In summer 2015, Intel started shipping the new generation “Broadwell” APU, which is an Intel Xeon E3-1200 v4 processor with Iris Pro Graphics P6300. This integrated GPU comes with 48 execution units (cores) with 128MB of eDRAM. It can deliver up to 1.8 times the 3D graphics performance of the previous generation Intel Xeon E3-1200 v3 with Intel HD graphics. The memory interface of the Xeon E3-1200 v4 Iris Pro graphics unit allows to address up to 32GB DDR3(L)-RAM used as vRAM. At VMworld 2015, Intel demonstrated this APU in combination with VMware vSphere and Horizon View, delivering GPU-accelerated user sessions.
The design of the Intel E3-1200 v4 with integrated Iris Pro graphics unit is geared towards low to medium-end remote graphics workstation use cases.
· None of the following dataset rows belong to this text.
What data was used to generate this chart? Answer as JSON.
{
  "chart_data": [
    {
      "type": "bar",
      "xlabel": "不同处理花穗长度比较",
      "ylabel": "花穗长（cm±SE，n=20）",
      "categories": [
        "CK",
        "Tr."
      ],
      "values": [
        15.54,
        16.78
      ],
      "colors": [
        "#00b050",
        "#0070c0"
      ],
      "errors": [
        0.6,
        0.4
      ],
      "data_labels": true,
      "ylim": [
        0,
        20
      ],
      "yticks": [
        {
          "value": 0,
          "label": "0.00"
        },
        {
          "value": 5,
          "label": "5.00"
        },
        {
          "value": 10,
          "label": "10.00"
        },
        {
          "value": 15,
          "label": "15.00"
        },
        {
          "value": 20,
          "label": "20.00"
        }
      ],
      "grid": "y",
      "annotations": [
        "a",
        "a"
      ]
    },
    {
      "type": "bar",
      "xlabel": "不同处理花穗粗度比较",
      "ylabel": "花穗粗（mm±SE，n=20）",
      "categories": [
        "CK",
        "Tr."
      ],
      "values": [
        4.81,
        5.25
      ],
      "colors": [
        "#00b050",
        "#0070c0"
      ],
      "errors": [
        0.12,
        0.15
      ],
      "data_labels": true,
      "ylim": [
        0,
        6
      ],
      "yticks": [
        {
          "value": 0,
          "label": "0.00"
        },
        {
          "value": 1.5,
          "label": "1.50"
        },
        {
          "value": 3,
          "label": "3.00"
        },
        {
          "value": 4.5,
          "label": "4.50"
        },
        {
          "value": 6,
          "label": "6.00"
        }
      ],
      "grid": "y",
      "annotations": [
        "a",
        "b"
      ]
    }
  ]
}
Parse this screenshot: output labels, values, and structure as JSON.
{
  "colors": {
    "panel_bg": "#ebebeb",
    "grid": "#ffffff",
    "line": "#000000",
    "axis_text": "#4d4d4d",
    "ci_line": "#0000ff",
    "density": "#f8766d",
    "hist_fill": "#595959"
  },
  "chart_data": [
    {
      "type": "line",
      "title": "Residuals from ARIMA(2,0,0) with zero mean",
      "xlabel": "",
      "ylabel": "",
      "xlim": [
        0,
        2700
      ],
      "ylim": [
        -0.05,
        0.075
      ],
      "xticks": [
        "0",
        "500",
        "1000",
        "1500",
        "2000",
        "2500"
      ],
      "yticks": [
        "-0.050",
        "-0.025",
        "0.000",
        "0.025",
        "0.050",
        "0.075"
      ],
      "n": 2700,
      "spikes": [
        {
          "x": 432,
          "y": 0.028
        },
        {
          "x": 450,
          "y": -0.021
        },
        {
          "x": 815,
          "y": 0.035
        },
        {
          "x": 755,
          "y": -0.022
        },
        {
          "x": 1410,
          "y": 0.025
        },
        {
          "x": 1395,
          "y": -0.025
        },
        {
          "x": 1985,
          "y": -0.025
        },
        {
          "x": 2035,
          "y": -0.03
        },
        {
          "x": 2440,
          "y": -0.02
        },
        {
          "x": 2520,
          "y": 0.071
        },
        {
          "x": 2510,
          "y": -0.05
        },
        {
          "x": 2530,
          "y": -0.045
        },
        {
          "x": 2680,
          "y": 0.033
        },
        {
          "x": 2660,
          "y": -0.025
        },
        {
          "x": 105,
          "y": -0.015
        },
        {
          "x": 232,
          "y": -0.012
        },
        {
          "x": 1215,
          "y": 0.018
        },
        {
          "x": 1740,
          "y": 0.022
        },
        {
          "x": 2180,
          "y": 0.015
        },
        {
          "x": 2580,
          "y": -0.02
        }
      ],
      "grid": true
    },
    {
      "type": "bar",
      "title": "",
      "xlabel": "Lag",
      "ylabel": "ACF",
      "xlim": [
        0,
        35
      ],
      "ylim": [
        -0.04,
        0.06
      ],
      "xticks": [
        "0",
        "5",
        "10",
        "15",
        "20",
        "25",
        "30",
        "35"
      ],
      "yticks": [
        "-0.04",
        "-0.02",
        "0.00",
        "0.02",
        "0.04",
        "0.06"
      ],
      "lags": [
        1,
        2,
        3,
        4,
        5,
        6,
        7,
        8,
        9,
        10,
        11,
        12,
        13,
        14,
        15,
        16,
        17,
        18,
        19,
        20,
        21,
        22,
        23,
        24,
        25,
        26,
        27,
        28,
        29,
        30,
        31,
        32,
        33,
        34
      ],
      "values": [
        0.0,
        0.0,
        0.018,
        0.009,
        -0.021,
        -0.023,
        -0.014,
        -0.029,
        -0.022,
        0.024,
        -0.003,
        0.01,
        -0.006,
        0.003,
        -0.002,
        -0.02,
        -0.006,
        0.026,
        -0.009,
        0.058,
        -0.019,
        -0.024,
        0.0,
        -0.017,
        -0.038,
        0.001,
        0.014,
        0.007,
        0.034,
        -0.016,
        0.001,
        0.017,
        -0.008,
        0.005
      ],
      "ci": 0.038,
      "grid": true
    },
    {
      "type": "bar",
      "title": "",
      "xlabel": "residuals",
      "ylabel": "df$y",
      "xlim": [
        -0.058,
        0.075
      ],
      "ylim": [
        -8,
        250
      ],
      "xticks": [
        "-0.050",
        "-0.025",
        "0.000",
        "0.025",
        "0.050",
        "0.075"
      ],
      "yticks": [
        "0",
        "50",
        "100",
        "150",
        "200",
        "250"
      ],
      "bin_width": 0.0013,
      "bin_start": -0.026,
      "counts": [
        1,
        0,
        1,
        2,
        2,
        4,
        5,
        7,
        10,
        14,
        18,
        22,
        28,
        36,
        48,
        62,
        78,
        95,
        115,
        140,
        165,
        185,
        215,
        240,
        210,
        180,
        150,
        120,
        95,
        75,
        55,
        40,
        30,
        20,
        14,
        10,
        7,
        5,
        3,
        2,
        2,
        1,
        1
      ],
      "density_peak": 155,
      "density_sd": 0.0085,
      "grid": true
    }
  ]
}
It is a low-power and low-cost solution for customers who want to keep their critical data in centralized datacenters and deliver rich 3D applications over local and wide-area networks. According to Intel, their GVT solution allows Xeon E3-1200 v4 customers to dedicate the resources of each processor to a single designer or share them among multiple less demanding users. The power consumption of a Xeon E3-1200 v4 CPU with Iris Pro graphics unit is between 35 and 95 Watts. The “Skylake” line of CPUs planned for later this year with Intel HD Graphics 530 as the first released product derived from an instance of the Intel processor graphics gen9 architecture. According to announcements recently made by Intel such a CPU may come with up to three slices with 24 Iris Pro GPU cores each, providing a total of 72 GPU cores.
GPU-accelerated session remoting and improved user experience are hot topics, and the huge investments made by the big three GPU vendors shows that they are fully aware of it. NVIDIA is coming from the absolute high-end with their GRID v2 solution while Intel’s Iris Pro graphics unit is coming from the low-end side of graphics remoting. Both have the ambition to expand their market share as fast as they can and deliver GPU-accelerated remoting to the masses. NVIDIA’s advantages are their extremely powerful GPUs and their well-established GRID concept. Intel’s unique selling points are low power consumption and a low price. AMD is the challenger and they are still trying to find their sweet spot in this market. Their capability to deliver their Multiuser GPU hardware virtualization solution as soon as possible will be the critical success factor. It’s an exciting race between the three and I’m looking forward to what the next weeks and months will bring for GPU-accelerated remoting. My prediction is that in three years the majority of remote sessions will be GPU-accelerated.